La violencia en el debate político es un fenómeno complejo y preocupante, que ha afectado a sociedades de todo el mundo a lo largo de la historia. Su manifestación adquiere diversas formas, desde el debate de ideas subido de tono hasta el terrorismo y la represión estatal.

En principio, esa violencia política surgía de una combinación de factores económicos, sociales y culturales. La frustración en cualquiera de los ámbitos mencionados es el caldo de cultivo para una sociedad alterada.

Sin embargo, en el último tiempo ese estilo político de confrontación que ha ganado popularidad en casi todo el mundo, tiene un componente novedoso: es ejercido por las derechas. Como se dijo, históricamente la violencia fue patrimonio de las izquierdas y las dictaduras.

Las derechas, caracterizadas por la prudencia y las formas amables y urbanizadas, han empezado a mostrar líderes con discursos agresivos y modales de dudoso buen gusto. Independientemente de las preferencias del público, este cambio de paradigma ha descolocado a los «dueños» históricos del conflicto. Ahora las derechas ganan la calle, hasta hace muy poco patrimonio exclusivo de los grupos radicalizados, sindicatos y ciertos partidos políticos; lo hacen incentivados y amparados en líderes que los convocan a librar una batalla cultural contra el discurso y las políticas de izquierdas. Este proceso viene acompañado del surgimiento de figuras carismáticas con una ideología opuesta a los que han liderado siempre la protesta callejera, figuras que adoptan un vocabulario duro, sin eufemismos, confrontativo en el que no falta el señalamiento explícito de quién consideran en la vereda de enfrente, a veces hasta personalizando, con nombre y apellidos.

Este liderazgo, lejos de conducir pacíficamente, exacerba las diferencias y se nutre de ellas; en realidad, la confrontación y la descalificación de quienes no adhieren a su mantra es el mensaje.
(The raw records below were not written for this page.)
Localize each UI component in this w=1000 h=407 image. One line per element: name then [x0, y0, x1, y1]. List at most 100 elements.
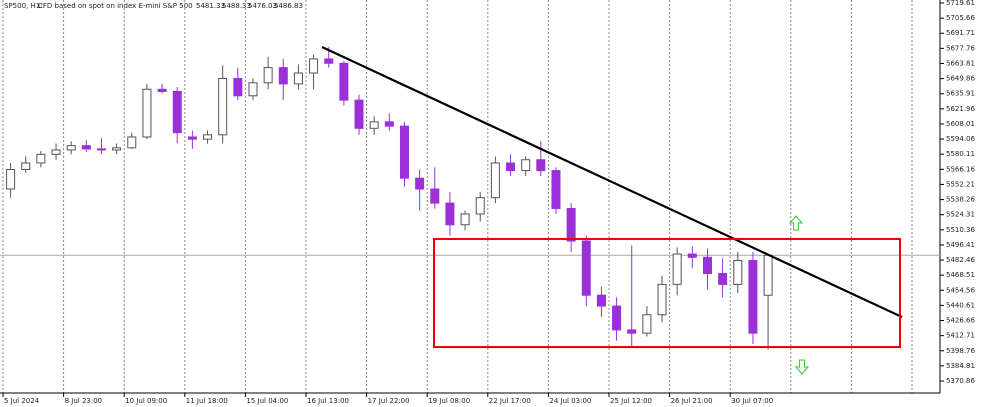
candle-body — [309, 58, 319, 74]
x-tick-label: 26 Jul 21:00 — [671, 397, 713, 405]
candle-body — [339, 62, 349, 101]
candle-body — [687, 253, 697, 258]
header-open: 5481.33 — [196, 2, 225, 10]
y-tick-label: 5412.71 — [946, 332, 975, 340]
header-high: 5488.33 — [222, 2, 251, 10]
y-tick-label: 5384.81 — [946, 362, 975, 370]
x-tick-label: 5 Jul 2024 — [4, 397, 40, 405]
x-tick-label: 10 Jul 09:00 — [125, 397, 167, 405]
y-tick-label: 5538.26 — [946, 196, 975, 204]
candle-body — [112, 147, 122, 151]
candle-body — [748, 260, 758, 334]
y-tick-label: 5594.06 — [946, 135, 975, 143]
y-tick-label: 5566.16 — [946, 165, 975, 173]
x-tick-label: 16 Jul 13:00 — [307, 397, 349, 405]
y-tick-label: 5468.51 — [946, 271, 975, 279]
x-tick-label: 19 Jul 08:00 — [428, 397, 470, 405]
candle-body — [157, 88, 167, 92]
candle-body — [172, 90, 182, 134]
candle-body — [551, 170, 561, 210]
y-tick-label: 5454.56 — [946, 286, 975, 294]
y-tick-label: 5580.11 — [946, 150, 975, 158]
candle-body — [66, 145, 76, 151]
y-tick-label: 5691.71 — [946, 29, 975, 37]
trendline — [321, 46, 903, 319]
y-tick-label: 5635.91 — [946, 90, 975, 98]
candle-body — [369, 121, 379, 129]
candle-body — [399, 125, 409, 179]
up-arrow — [788, 215, 804, 231]
candle-body — [354, 99, 364, 129]
candle-body — [142, 88, 152, 138]
y-tick-label: 5370.86 — [946, 377, 975, 385]
header: SP500, H1: CFD based on spot on index E-… — [4, 2, 303, 10]
y-tick-label: 5398.76 — [946, 347, 975, 355]
candle-body — [702, 256, 712, 275]
header-low: 5476.03 — [248, 2, 277, 10]
y-tick-label: 5496.41 — [946, 241, 975, 249]
candle-body — [642, 314, 652, 334]
candle-body — [263, 67, 273, 84]
candle-body — [521, 159, 531, 172]
y-tick-label: 5649.86 — [946, 75, 975, 83]
candle-body — [233, 77, 243, 97]
candle-body — [672, 253, 682, 285]
y-tick-label: 5426.66 — [946, 317, 975, 325]
candle-body — [581, 240, 591, 296]
candle-body — [127, 136, 137, 149]
header-description: CFD based on spot on index E-mini S&P 50… — [38, 2, 193, 10]
y-tick-label: 5482.46 — [946, 256, 975, 264]
x-tick-label: 25 Jul 12:00 — [610, 397, 652, 405]
y-tick-label: 5621.96 — [946, 105, 975, 113]
down-arrow — [794, 359, 810, 375]
y-tick-label: 5719.61 — [946, 0, 975, 7]
candle-body — [566, 208, 576, 242]
candle-body — [293, 72, 303, 85]
x-tick-label: 22 Jul 17:00 — [489, 397, 531, 405]
candle-body — [36, 153, 46, 164]
candle-body — [81, 145, 91, 150]
candle-body — [718, 273, 728, 285]
candle-body — [536, 159, 546, 172]
candle-body — [490, 162, 500, 199]
candle-body — [475, 197, 485, 215]
candle-body — [51, 149, 61, 155]
x-tick-label: 30 Jul 07:00 — [731, 397, 773, 405]
y-tick-label: 5677.76 — [946, 44, 975, 52]
candle-body — [596, 294, 606, 307]
range-box — [433, 237, 901, 349]
y-tick-label: 5663.81 — [946, 59, 975, 67]
candle-body — [657, 283, 667, 316]
candle-body — [21, 162, 31, 170]
candle-body — [187, 136, 197, 140]
candle-body — [763, 254, 773, 296]
y-tick-label: 5552.21 — [946, 180, 975, 188]
y-tick-label: 5440.61 — [946, 301, 975, 309]
candle-body — [203, 134, 213, 140]
candle-body — [218, 77, 228, 136]
candle-body — [278, 67, 288, 85]
candle-body — [612, 305, 622, 331]
y-tick-label: 5608.01 — [946, 120, 975, 128]
candle-body — [6, 168, 16, 190]
candle-body — [248, 82, 258, 97]
candle-body — [733, 260, 743, 285]
y-tick-label: 5510.36 — [946, 226, 975, 234]
y-tick-label: 5705.66 — [946, 14, 975, 22]
candle-body — [506, 162, 516, 172]
x-tick-label: 24 Jul 03:00 — [549, 397, 591, 405]
candle-body — [430, 188, 440, 204]
candle-body — [384, 121, 394, 127]
header-symbol: SP500, H1: — [4, 2, 43, 10]
candle-body — [460, 213, 470, 226]
x-tick-label: 8 Jul 23:00 — [65, 397, 103, 405]
candle-body — [445, 202, 455, 226]
y-tick-label: 5524.31 — [946, 211, 975, 219]
candle-body — [324, 58, 334, 64]
x-tick-label: 15 Jul 04:00 — [246, 397, 288, 405]
x-tick-label: 17 Jul 22:00 — [368, 397, 410, 405]
candle-body — [627, 329, 637, 334]
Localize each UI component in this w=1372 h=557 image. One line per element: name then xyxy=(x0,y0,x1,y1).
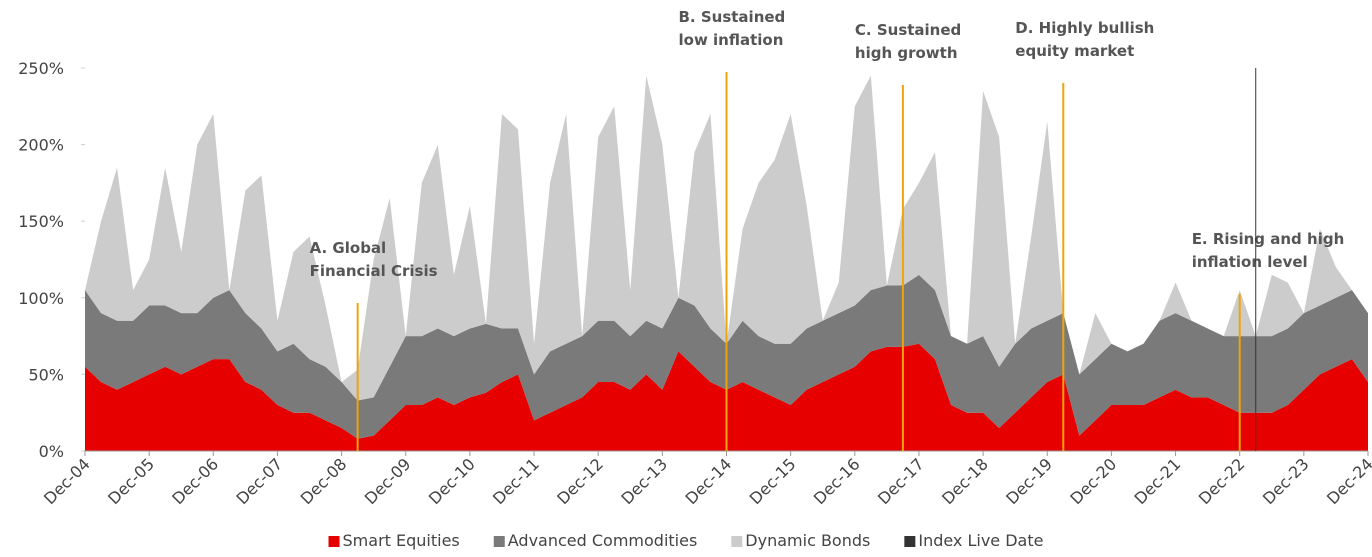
x-tick-label: Dec-21 xyxy=(1131,454,1185,508)
area xyxy=(85,75,1368,401)
x-tick-label: Dec-22 xyxy=(1195,454,1249,508)
x-tick-label: Dec-06 xyxy=(168,454,222,508)
legend-swatch xyxy=(328,536,340,547)
event-label: A. Global xyxy=(310,239,387,257)
event-label: low inflation xyxy=(679,31,784,49)
x-tick-label: Dec-24 xyxy=(1323,454,1372,508)
event-label: high growth xyxy=(855,44,958,62)
x-tick-label: Dec-20 xyxy=(1066,454,1120,508)
legend-label: Advanced Commodities xyxy=(508,531,698,550)
legend-swatch xyxy=(493,536,505,547)
y-tick-label: 0% xyxy=(39,442,64,461)
x-tick-label: Dec-04 xyxy=(40,454,94,508)
event-label: inflation level xyxy=(1192,253,1308,271)
event-label: C. Sustained xyxy=(855,21,961,39)
x-tick-label: Dec-16 xyxy=(810,454,864,508)
x-tick-label: Dec-23 xyxy=(1259,454,1313,508)
x-tick-label: Dec-11 xyxy=(489,454,543,508)
x-tick-label: Dec-19 xyxy=(1002,454,1056,508)
event-label: E. Rising and high xyxy=(1192,230,1345,248)
y-tick-label: 200% xyxy=(18,136,64,155)
event-label: D. Highly bullish xyxy=(1015,19,1154,37)
legend-swatch xyxy=(904,536,916,547)
event-label: Financial Crisis xyxy=(310,262,438,280)
x-tick-label: Dec-05 xyxy=(104,454,158,508)
legend-swatch xyxy=(731,536,743,547)
x-tick-label: Dec-08 xyxy=(297,454,351,508)
legend-label: Index Live Date xyxy=(918,531,1043,550)
event-label: B. Sustained xyxy=(679,8,786,26)
x-tick-label: Dec-07 xyxy=(232,454,286,508)
x-tick-label: Dec-14 xyxy=(682,454,736,508)
x-tick-label: Dec-12 xyxy=(553,454,607,508)
legend-label: Smart Equities xyxy=(343,531,460,550)
y-tick-label: 100% xyxy=(18,289,64,308)
y-tick-label: 50% xyxy=(28,365,64,384)
x-tick-label: Dec-17 xyxy=(874,454,928,508)
x-tick-label: Dec-18 xyxy=(938,454,992,508)
event-label: equity market xyxy=(1015,42,1134,60)
x-tick-label: Dec-13 xyxy=(617,454,671,508)
x-tick-label: Dec-09 xyxy=(361,454,415,508)
legend-label: Dynamic Bonds xyxy=(745,531,870,550)
x-tick-label: Dec-15 xyxy=(746,454,800,508)
y-tick-label: 150% xyxy=(18,212,64,231)
x-tick-label: Dec-10 xyxy=(425,454,479,508)
y-tick-label: 250% xyxy=(18,59,64,78)
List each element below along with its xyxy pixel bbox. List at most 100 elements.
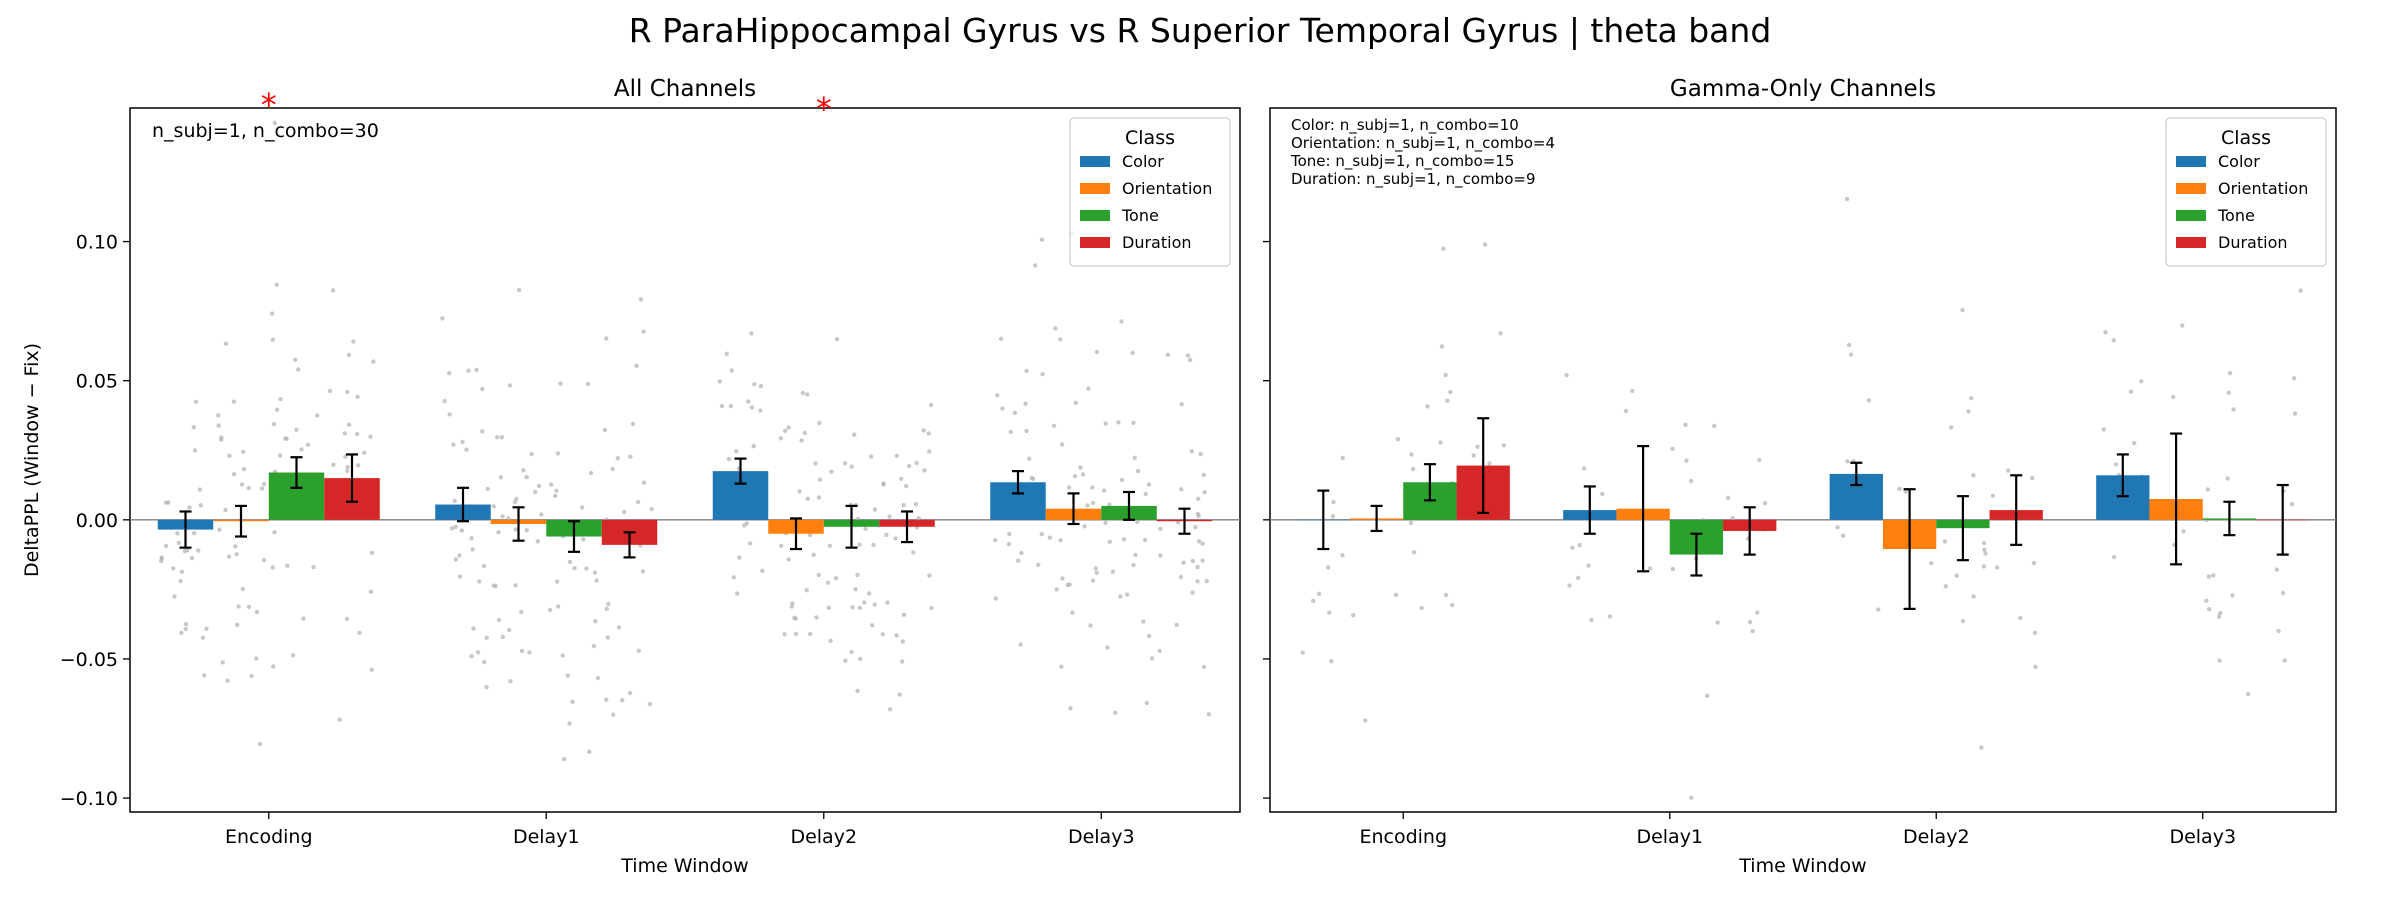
- scatter-point: [1567, 583, 1572, 588]
- scatter-point: [604, 697, 609, 702]
- scatter-point: [1443, 592, 1449, 598]
- scatter-point: [1130, 350, 1135, 356]
- legend-label-color: Color: [2218, 152, 2260, 171]
- scatter-point: [1475, 444, 1480, 449]
- scatter-point: [611, 712, 616, 717]
- scatter-point: [834, 337, 840, 342]
- scatter-point: [191, 530, 197, 536]
- scatter-point: [447, 371, 452, 376]
- scatter-point: [1019, 550, 1024, 556]
- scatter-point: [1971, 594, 1976, 599]
- scatter-point: [901, 503, 906, 508]
- scatter-point: [368, 589, 374, 594]
- scatter-point: [294, 427, 299, 432]
- scatter-point: [2282, 658, 2287, 663]
- legend-label-tone: Tone: [2217, 206, 2255, 225]
- scatter-point: [1086, 386, 1091, 391]
- y-tick-label: 0.00: [76, 510, 118, 532]
- scatter-point: [163, 543, 169, 549]
- scatter-point: [1866, 398, 1872, 403]
- scatter-point: [1409, 452, 1414, 457]
- scatter-point: [227, 453, 232, 458]
- scatter-point: [1438, 440, 1443, 445]
- scatter-point: [2033, 664, 2038, 669]
- scatter-point: [786, 425, 791, 430]
- scatter-point: [225, 678, 230, 683]
- scatter-point: [572, 566, 577, 571]
- scatter-point: [587, 749, 592, 754]
- scatter-point: [853, 587, 858, 592]
- scatter-point: [855, 688, 860, 694]
- scatter-point: [1093, 566, 1098, 571]
- scatter-point: [498, 475, 504, 480]
- scatter-point: [1876, 607, 1881, 612]
- scatter-point: [1576, 575, 1581, 581]
- scatter-point: [752, 382, 757, 387]
- scatter-point: [829, 469, 834, 474]
- x-axis-label: Time Window: [1738, 855, 1866, 877]
- scatter-point: [790, 601, 795, 606]
- scatter-point: [782, 632, 787, 637]
- scatter-point: [811, 552, 816, 557]
- scatter-point: [1036, 562, 1041, 567]
- scatter-point: [346, 422, 352, 427]
- scatter-point: [1060, 576, 1065, 581]
- scatter-point: [1135, 519, 1140, 524]
- scatter-point: [995, 393, 1000, 398]
- scatter-point: [193, 399, 199, 404]
- scatter-point: [2227, 371, 2233, 376]
- panel-title: All Channels: [614, 76, 756, 102]
- scatter-point: [793, 616, 798, 621]
- scatter-point: [620, 698, 625, 703]
- scatter-point: [539, 512, 544, 517]
- scatter-point: [1498, 331, 1503, 336]
- scatter-point: [758, 383, 764, 389]
- scatter-point: [369, 550, 375, 556]
- scatter-point: [500, 514, 505, 519]
- scatter-point: [1412, 550, 1417, 555]
- scatter-point: [1577, 542, 1582, 548]
- scatter-point: [904, 483, 909, 489]
- scatter-point: [514, 496, 519, 501]
- scatter-point: [1179, 402, 1184, 407]
- legend-title: Class: [1125, 127, 1175, 149]
- scatter-point: [1190, 558, 1196, 564]
- scatter-point: [1683, 422, 1688, 427]
- scatter-point: [2204, 598, 2209, 603]
- scatter-point: [728, 403, 734, 409]
- scatter-point: [1193, 524, 1198, 530]
- scatter-point: [239, 482, 245, 487]
- scatter-point: [553, 493, 558, 498]
- scatter-point: [802, 430, 807, 436]
- scatter-point: [1016, 558, 1021, 563]
- scatter-point: [1012, 410, 1018, 415]
- legend-swatch-tone: [1080, 210, 1110, 221]
- scatter-point: [183, 622, 189, 627]
- scatter-point: [507, 627, 512, 633]
- scatter-point: [1340, 553, 1345, 558]
- panel-gamma-only-channels: Gamma-Only Channels Encoding Delay1 Delay2 D…: [1263, 76, 2337, 877]
- scatter-point: [1188, 357, 1193, 363]
- annotation-line: Color: n_subj=1, n_combo=10: [1291, 116, 1519, 135]
- scatter-point: [1065, 582, 1071, 588]
- scatter-point: [1068, 706, 1073, 711]
- scatter-point: [2206, 607, 2212, 612]
- scatter-point: [476, 650, 481, 655]
- scatter-point: [849, 464, 854, 469]
- scatter-point: [1066, 485, 1072, 490]
- scatter-point: [719, 403, 725, 409]
- scatter-point: [627, 690, 633, 696]
- scatter-point: [236, 604, 241, 609]
- scatter-point: [469, 536, 474, 541]
- scatter-point: [261, 557, 267, 563]
- scatter-point: [217, 527, 222, 532]
- scatter-point: [1623, 408, 1629, 414]
- scatter-point: [1647, 566, 1653, 571]
- scatter-point: [1712, 423, 1717, 429]
- scatter-point: [1006, 542, 1012, 547]
- scatter-point: [442, 398, 447, 404]
- scatter-point: [346, 352, 352, 358]
- scatter-point: [636, 648, 641, 653]
- scatter-point: [189, 555, 195, 561]
- figure-title: R ParaHippocampal Gyrus vs R Superior Te…: [629, 11, 1772, 50]
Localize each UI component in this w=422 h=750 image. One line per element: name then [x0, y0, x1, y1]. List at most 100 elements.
El politólogo Moisés Naim explica este fenómeno con la teoría de las 3 «p». Sostiene que en estos tiempos en la política mandan la post-verdad, la polarización y el populismo, novedosamente ejercidas desde otro lugar.

La sociedad actual se encuentra cada vez más dividida en términos ideológicos, culturales y económicos. Esa polarización genera un ambiente propicio para discursos confrontativos que impactan en las emociones porque hacen pie en las frustraciones de diferentes grupos.

Las plataformas digitales, por su parte, amplifican esos mensajes extremos y polarizados. La inmediatez y el alcance de las redes sociales permiten que los políticos utilicen la confrontación como método de comunicación y fidelización. Pero en ese proceso, aquellos que se sienten representados por el discurso encendido, tienden a fanatizarse y la violencia verbal del líder empieza a multiplicarse. Sus seguidores, en el afán de parecerse, copian sus insultos; el «enemigo» ha sido señalado, tiene cara. Luego, la escalada se da sola.

Hay otro ingrediente clave en esta construcción: la falta de confianza en los partidos políticos tradicionales y en las instituciones democráticas. Esa veta, absolutamente válida, ha llevado a algunos líderes a adoptar un estilo agresivo y crítico, que les permita diferenciarse del pasado y conectarse con un electorado desencantado. De ahí a convertir la ofensa, el improperio y la humillación del otro es un mecanismo de provocación que aviva el enfrentamiento y profundiza el desencuentro.

Sin embargo, consultores políticos escasos de escrúpulos, ante la efectividad de esta metodología de comunicación, la están aplicando como estrategia electoral. Marcar las diferencias es provechoso y necesario pero no alentar la violencia, porque es una herramienta peligrosa que se pone en marcha y luego adquiere vida propia.